Cadavres de prisonniers exécutés après le combat de Nioro.

Des nouvelles douloureuses nous arrivent d'Afrique. Nous avons hésité à les faire connaître: si nous nous y sommes décidés, c'est avec une profonde tristesse et sans nous dissimuler à quels reproches nous pouvions nous exposer.

Nous demandons pardon à nos lecteurs de leur mettre sous les yeux de lugubres tableaux; s'ils se sentent, en les voyant, frissonner d'horreur comme nous l'avons fait en lisant le courrier qui nous les apportait, nous leur dirons: de malheureux nègres désarmés ont été massacrés par centaines, des peuplades s'entretuent pour apporter des têtes coupées aux conquérants en gage de soumission, et ces conquérants, ce sont des Français; ces atrocités se commettent au nom de la civilisation; nous en avons la preuve; faut-il les taire, ou bien l'humanité ne commande-t-elle pas de les dénoncer?

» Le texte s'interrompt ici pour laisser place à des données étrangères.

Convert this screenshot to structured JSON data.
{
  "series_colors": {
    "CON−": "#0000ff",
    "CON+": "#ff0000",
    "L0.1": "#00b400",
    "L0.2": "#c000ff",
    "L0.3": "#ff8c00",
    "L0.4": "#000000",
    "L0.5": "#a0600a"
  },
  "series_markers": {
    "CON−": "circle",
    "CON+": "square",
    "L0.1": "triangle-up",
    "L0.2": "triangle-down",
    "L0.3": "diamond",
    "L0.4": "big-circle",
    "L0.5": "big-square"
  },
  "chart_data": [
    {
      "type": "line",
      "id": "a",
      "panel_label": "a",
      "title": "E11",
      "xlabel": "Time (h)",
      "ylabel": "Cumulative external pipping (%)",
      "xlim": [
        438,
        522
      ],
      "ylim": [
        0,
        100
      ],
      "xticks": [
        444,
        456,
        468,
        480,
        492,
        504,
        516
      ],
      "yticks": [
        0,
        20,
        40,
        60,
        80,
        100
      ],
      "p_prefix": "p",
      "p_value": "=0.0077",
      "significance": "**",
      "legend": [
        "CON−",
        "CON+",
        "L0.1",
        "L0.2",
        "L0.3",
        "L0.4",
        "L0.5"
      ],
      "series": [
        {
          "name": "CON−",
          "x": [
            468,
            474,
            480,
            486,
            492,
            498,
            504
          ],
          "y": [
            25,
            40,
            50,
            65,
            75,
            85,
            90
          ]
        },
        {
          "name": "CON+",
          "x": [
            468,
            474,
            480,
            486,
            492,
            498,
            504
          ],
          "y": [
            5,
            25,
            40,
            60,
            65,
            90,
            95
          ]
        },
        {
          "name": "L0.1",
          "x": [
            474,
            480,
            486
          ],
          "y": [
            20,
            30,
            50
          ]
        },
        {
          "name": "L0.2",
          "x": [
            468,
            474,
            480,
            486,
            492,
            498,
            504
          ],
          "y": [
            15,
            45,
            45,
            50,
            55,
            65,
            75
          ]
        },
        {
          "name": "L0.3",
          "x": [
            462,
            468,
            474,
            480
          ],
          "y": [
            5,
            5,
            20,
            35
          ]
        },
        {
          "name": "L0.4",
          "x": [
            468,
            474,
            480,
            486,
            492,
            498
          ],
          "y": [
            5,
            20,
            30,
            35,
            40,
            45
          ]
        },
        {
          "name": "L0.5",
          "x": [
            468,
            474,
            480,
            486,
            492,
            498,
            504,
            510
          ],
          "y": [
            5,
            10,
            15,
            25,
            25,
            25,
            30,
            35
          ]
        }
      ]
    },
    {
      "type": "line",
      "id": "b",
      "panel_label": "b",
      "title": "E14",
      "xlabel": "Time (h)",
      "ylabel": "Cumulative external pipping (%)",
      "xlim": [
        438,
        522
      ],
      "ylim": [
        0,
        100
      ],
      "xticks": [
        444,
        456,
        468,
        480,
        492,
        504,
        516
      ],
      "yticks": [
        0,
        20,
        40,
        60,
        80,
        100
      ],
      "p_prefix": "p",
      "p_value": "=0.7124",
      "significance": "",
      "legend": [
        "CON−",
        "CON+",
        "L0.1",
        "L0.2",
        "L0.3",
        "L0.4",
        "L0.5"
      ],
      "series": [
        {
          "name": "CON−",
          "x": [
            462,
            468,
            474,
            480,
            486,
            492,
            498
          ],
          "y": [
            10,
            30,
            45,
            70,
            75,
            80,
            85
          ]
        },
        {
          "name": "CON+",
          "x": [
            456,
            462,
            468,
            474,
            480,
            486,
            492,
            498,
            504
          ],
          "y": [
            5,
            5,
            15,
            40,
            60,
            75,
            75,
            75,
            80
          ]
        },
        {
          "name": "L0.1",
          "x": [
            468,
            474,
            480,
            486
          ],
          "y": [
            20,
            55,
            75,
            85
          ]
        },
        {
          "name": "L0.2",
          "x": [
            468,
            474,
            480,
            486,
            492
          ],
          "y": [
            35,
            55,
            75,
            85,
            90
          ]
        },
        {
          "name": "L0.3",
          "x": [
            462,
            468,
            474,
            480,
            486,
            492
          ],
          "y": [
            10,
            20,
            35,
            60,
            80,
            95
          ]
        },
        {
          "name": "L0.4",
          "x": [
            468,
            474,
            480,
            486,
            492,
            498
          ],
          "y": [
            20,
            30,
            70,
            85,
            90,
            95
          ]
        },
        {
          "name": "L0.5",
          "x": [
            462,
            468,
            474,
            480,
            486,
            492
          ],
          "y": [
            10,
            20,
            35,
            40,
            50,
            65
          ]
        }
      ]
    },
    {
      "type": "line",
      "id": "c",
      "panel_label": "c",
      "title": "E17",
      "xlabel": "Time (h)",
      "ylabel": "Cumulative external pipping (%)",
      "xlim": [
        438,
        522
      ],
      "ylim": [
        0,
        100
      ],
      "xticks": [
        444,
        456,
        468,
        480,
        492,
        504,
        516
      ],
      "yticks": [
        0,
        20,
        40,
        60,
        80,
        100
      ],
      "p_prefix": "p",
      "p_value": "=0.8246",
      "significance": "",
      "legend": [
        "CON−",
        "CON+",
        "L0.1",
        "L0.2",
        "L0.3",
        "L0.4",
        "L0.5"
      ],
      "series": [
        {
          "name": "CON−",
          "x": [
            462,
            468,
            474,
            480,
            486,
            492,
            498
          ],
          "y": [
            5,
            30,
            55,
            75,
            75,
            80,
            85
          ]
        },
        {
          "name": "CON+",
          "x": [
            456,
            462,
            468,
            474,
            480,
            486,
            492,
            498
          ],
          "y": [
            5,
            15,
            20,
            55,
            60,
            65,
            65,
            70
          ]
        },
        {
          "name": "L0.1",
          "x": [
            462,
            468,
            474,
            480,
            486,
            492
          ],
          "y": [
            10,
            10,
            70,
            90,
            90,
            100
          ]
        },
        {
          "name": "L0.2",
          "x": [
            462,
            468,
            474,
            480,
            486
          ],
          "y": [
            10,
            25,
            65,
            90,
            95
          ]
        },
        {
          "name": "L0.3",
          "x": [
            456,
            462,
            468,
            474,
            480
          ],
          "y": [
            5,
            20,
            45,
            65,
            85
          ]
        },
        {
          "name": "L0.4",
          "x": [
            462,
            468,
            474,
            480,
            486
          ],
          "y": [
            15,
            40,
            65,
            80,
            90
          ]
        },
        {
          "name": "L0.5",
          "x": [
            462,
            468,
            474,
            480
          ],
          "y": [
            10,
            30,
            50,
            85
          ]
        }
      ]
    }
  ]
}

La réponse ne nous paraît pas douteuse: nous croyons impossible qu'un cri de réprobation ne mette pas un terme à de pareils excès, et ce sera pour nous un honneur que de l'avoir provoqué.

L'Illustration n'est pas un journal de parti: nous n'accusons personne et nous n'incriminons ni nos fonctionnaires, ni nos braves soldats. Dans les profondeurs mystérieuses de ce continent noir où tout conspire contre l'Européen, le sens moral le plus solide doit s'altérer au contact d'une barbarie sans nom. De récents exemples fourniraient une réponse facile aux étrangers qui seraient tentés de rendre la France responsable de cruautés commises à son insu. C'est précisément parce que notre généreux pays marche à la tête de la civilisation, qu'il est au-dessus de toute accusation de complicité, que nous nous sommes fait un devoir patriotique de les publier.

Il n'est pas un de nos lecteurs qui ne soit au courant de la campagne poursuivie depuis trois ans bientôt au Soudan français. Très sommairement, nous allons faire la récapitulation des faits accomplis qui ont amené les scènes reproduites par nos gravures.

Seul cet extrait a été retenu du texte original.